Christopher Legilisho, economist at Standard Bank, said the November reading “points to steady and improving business conditions in the private sector,” adding that government stimulus over the past year is “now showing up in the real economy.”
Companies across services, retail, manufacturing and construction reported bringing on new staff to manage higher workloads as customer traffic picked up.
Businesses said they expanded payrolls to prevent bottlenecks as sales rose and inventories grew. “Purchasing activity and stocks of inventories strengthened as the effects of more enthusiastic consumer spending impelled firms to ramp up to meet expected demand,” Legilisho said.
Hiring was particularly strong among firms that had cut back earlier in the year due to cost pressures.

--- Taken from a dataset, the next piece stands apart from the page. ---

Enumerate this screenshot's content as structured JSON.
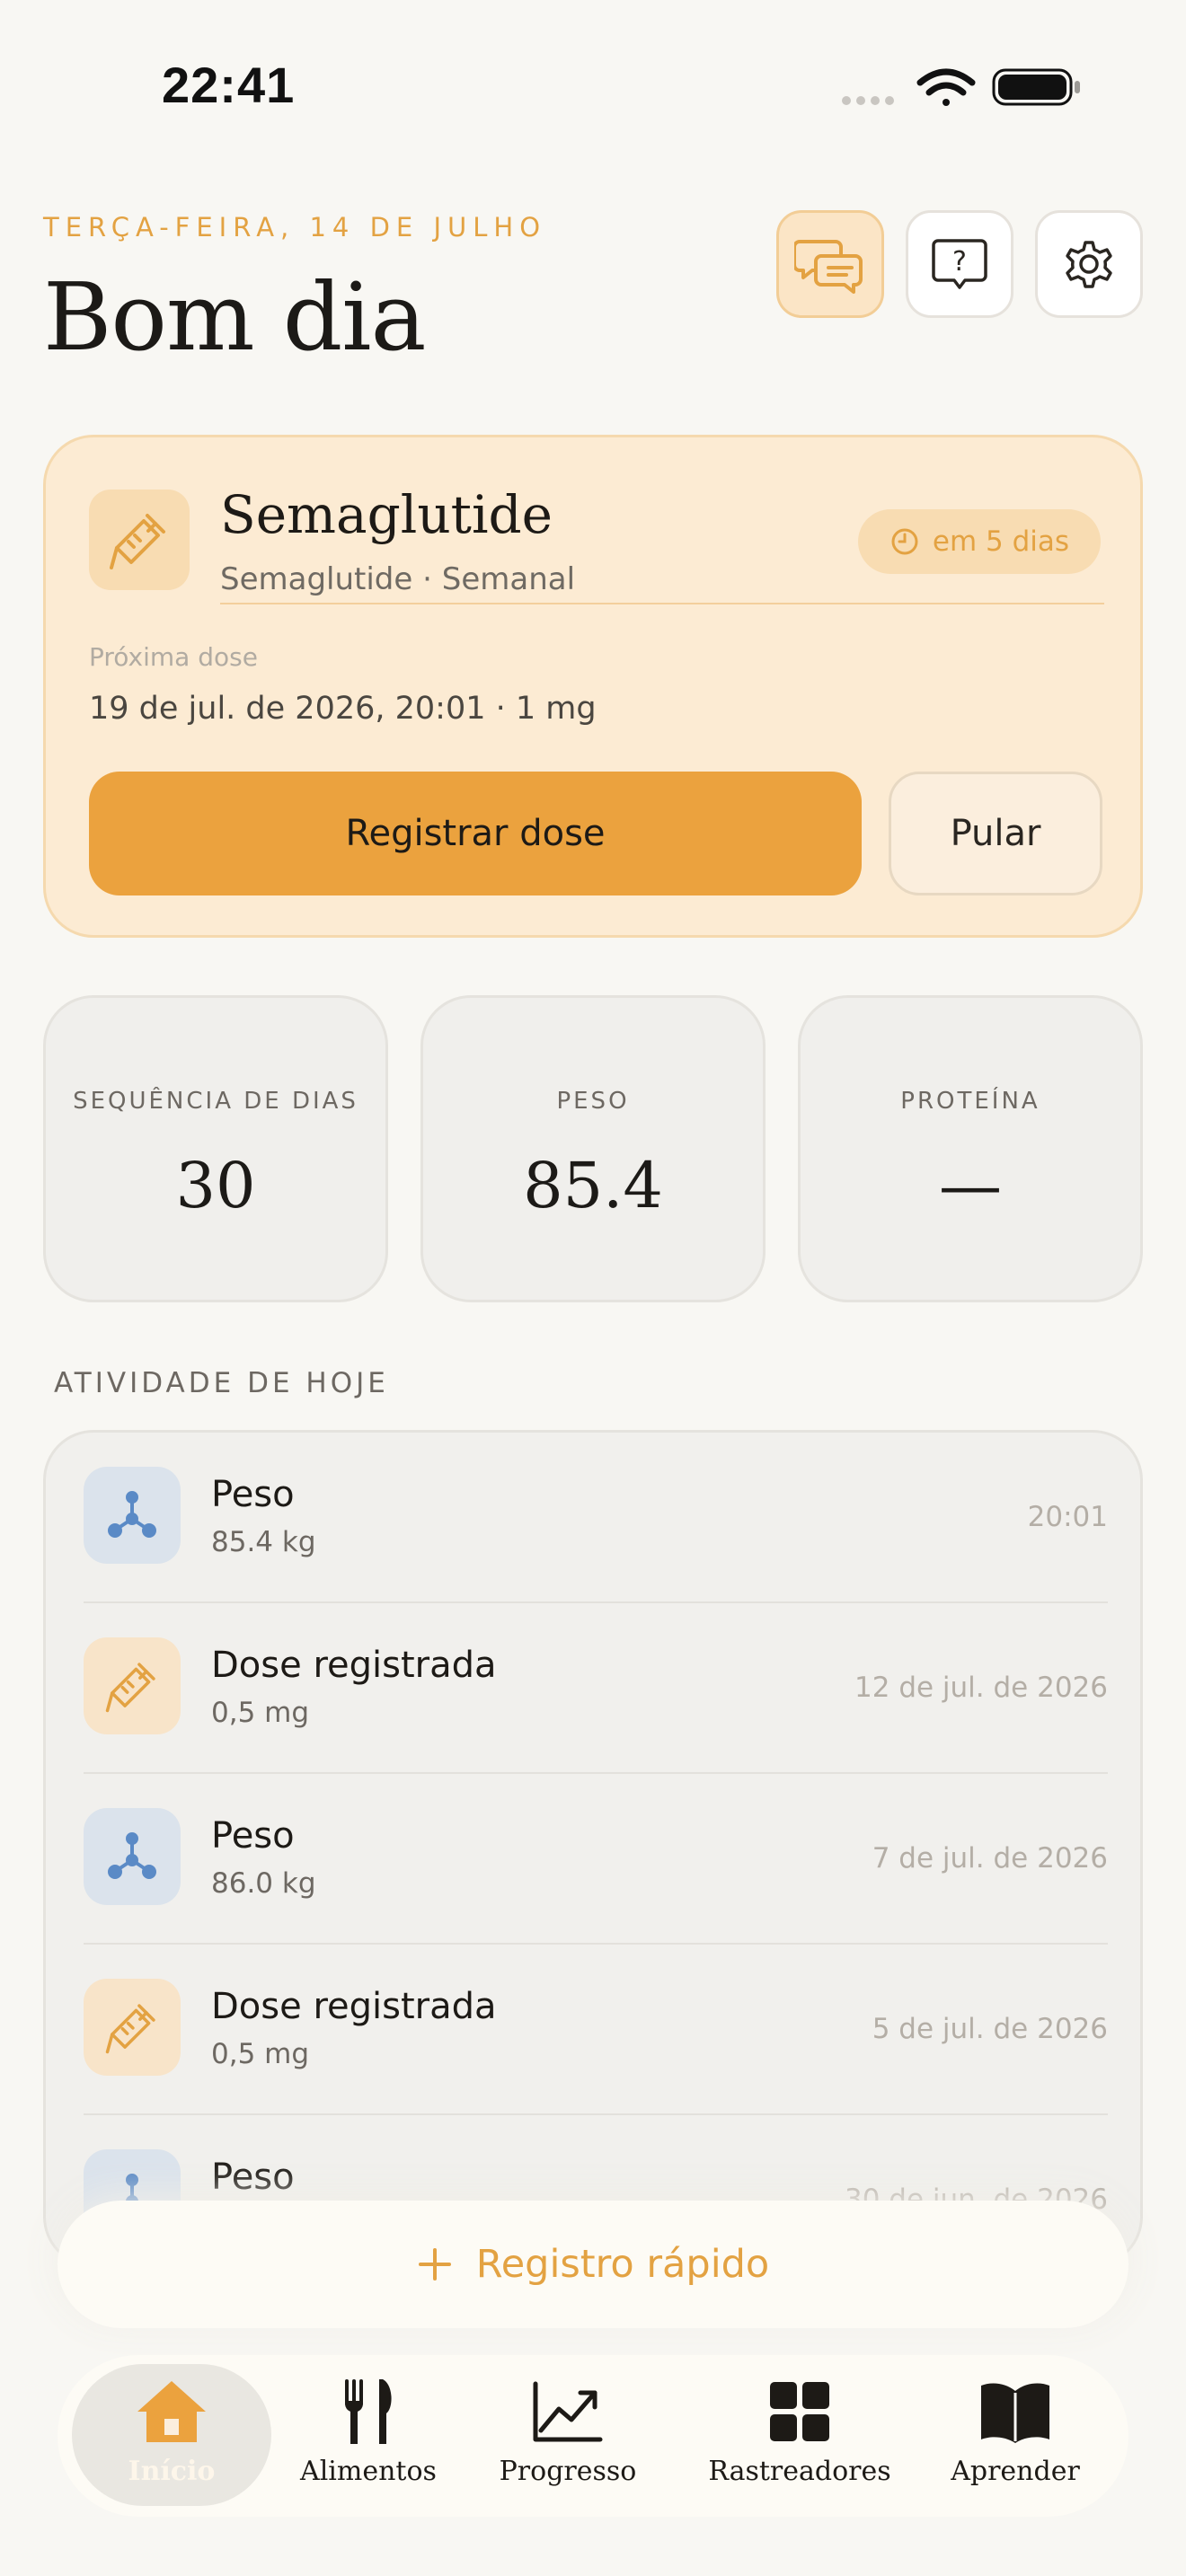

The easing of inflation helped create room to add workers, with input price growth slowing to its weakest level in 18 months.
Inflation expectations are also stabilising. “Kenyan businesses reported softer increases in input prices, purchase prices and output prices, while wages costs were unchanged,” Legilisho noted. That has reduced pressure on margins and given firms more confidence to expand staff.
Even with the improved demand backdrop, business confidence about output over the next year dipped for a third month. Firms cited higher taxes, political uncertainty tied to fiscal reforms and cost risks linked to imported inputs.